Selon la direction de la septième banque en importance au pays, la restructuration permettra d’économiser annuellement entre 15 millions et 20 millions.
Photo: Olivier Zuida Le Devoir Selon la direction de la septième banque en importance au pays, la restructuration permettra d’économiser annuellement entre 15 millions et 20 millions.

Le couperet tombe de nouveau à la Banque Laurentienne, qui sabre son effectif d’environ 10 % alors que les négociations visant à renouveler le contrat de travail d’environ 1200 syndiqués au Québec piétinent.

Cette restructuration, qui s’échelonnera sur 12 mois, a été annoncée mercredi par l’institution financière, qui a également dévoilé des résultats indiquant que ses profits ont plongé de 32 %.

La banque compte « rationaliser » 350 postes, essentiellement au Québec, liés à des fonctions administratives dans son secteur des services aux particuliers grâce à l’attrition, des départs anticipés à la retraite ainsi que des « réductions ciblées ». « Cette décision est conforme à notre plan de transformation et ne devrait surprendre personne », a expliqué le président et chef de la direction de la Laurentienne, François Desjardins, au cours d’une conférence téléphonique avec les analystes. Selon la direction de la septième banque en importance au pays, la restructuration permettra d’économiser annuellement entre 15 millions et 20 millions.

Dans le cadre de son virage amorcé en 2016, la Laurentienne souhaite n’offrir que des conseils dans ses succursales d’ici la fin de 2019. La conversion a été effectuée dans 23 des 92 établissements de son réseau.

Néanmoins, l’annonce a laissé un goût amer au Syndicat des employés professionnels et de bureau (SEPB, affilié à la FTQ), qui dit attendre une « offre finale » de la part de l’employeur vendredi. Ses membres sont sans contrat de travail depuis le 31 décembre 2017. « C’est vraiment déplorable, a lancé la directrice québécoise du SEPB, Katerie Lefebvre, au cours d’un entretien téléphonique. Depuis environ trois ans, le nombre de nos membres [à la Laurentienne] a fondu de près de moitié. »

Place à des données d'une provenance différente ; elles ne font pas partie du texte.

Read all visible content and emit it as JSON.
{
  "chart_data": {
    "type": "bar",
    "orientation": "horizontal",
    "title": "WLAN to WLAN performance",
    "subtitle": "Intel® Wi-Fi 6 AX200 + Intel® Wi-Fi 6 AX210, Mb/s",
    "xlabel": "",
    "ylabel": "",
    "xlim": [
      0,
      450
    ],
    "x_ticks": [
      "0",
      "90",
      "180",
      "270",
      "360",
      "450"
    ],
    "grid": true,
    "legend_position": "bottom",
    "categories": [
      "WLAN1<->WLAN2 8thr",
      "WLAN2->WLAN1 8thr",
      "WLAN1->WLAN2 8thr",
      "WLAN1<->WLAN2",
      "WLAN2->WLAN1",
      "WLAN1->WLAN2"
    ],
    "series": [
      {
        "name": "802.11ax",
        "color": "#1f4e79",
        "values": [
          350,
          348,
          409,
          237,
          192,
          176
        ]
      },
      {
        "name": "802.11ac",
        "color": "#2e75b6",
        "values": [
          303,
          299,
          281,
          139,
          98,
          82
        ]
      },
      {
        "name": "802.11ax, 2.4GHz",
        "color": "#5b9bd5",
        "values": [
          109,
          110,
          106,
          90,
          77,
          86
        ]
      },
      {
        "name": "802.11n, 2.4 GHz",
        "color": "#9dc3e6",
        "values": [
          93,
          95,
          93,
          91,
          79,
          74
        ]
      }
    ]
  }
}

Les négociations ont été acrimonieuses entre les deux parties et, selon le syndicat, l’employeur a « menacé à plusieurs reprises », alors qu’il était à la table de négociation, d’imposer « un lockout » aux syndiqués. Mme Lefebvre n’a pas voulu dire si elle s’attendait à un conflit de travail advenant le rejet d’une proposition finale.

Malgré les demandes effectuées par La Presse canadienne, la Laurentienne n’a pas voulu réagir aux déclarations de Mme Lefebvre et confirmer si une offre définitive était bel et bien sur le point d’être présentée. « Par respect pour le processus de négociation, nous ne commentons pas les discussions qui se déroulent lors de séances de médiation », a écrit une porte-parole, Hélène Soulard, par courriel. En échangeant avec les analystes, M. Desjardins a affirmé que l’impasse dans les négociations avait été une « distraction » pour les employés ainsi que la direction.

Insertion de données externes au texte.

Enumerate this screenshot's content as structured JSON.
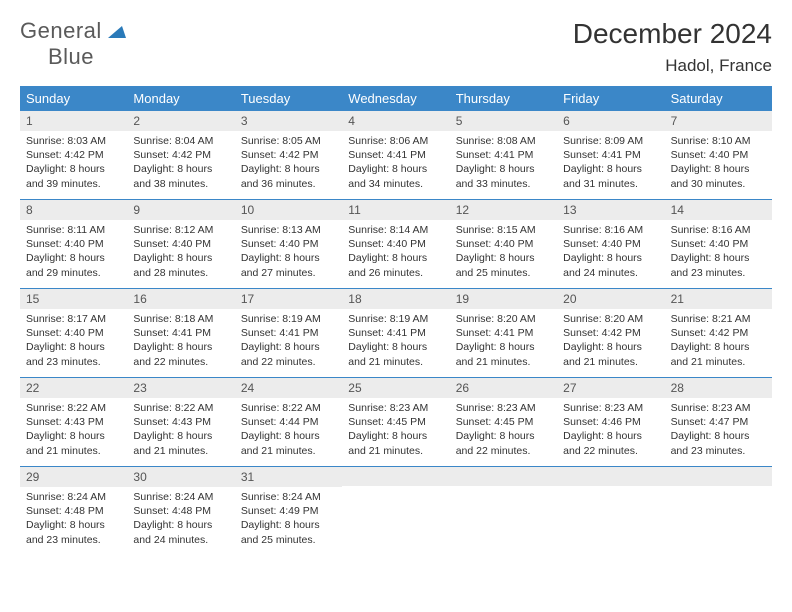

Quant à sa performance financière au premier trimestre terminé le 31 janvier, la Laurentienne a déçu en affichant un bénéfice net de 40,3 millions, ou 88 ¢ par action. L’institution a été affectée par la baisse des revenus tirés du secteur des marchés financiers. La volatilité des marchés à la fin de 2018 a pesé sur les résultats trimestriels de plusieurs banques canadiennes. Il s’agit du troisième trimestre de suite où la banque québécoise affiche un recul important de son bénéfice, a noté l’analyste Scott Chan, de Cannacord Genuity. « Nous considérons que ces résultats sont faibles, notamment avec des revenus en recul de neuf pour cent », a-t-il souligné dans une note envoyée à ses clients.

Abstraction faite des éléments non récurrents, le profit ajusté de la Banque a été de 44,7 millions, ou 98 ¢ par action, en baisse de 29 % par rapport au premier trimestre de l’exercice 2017.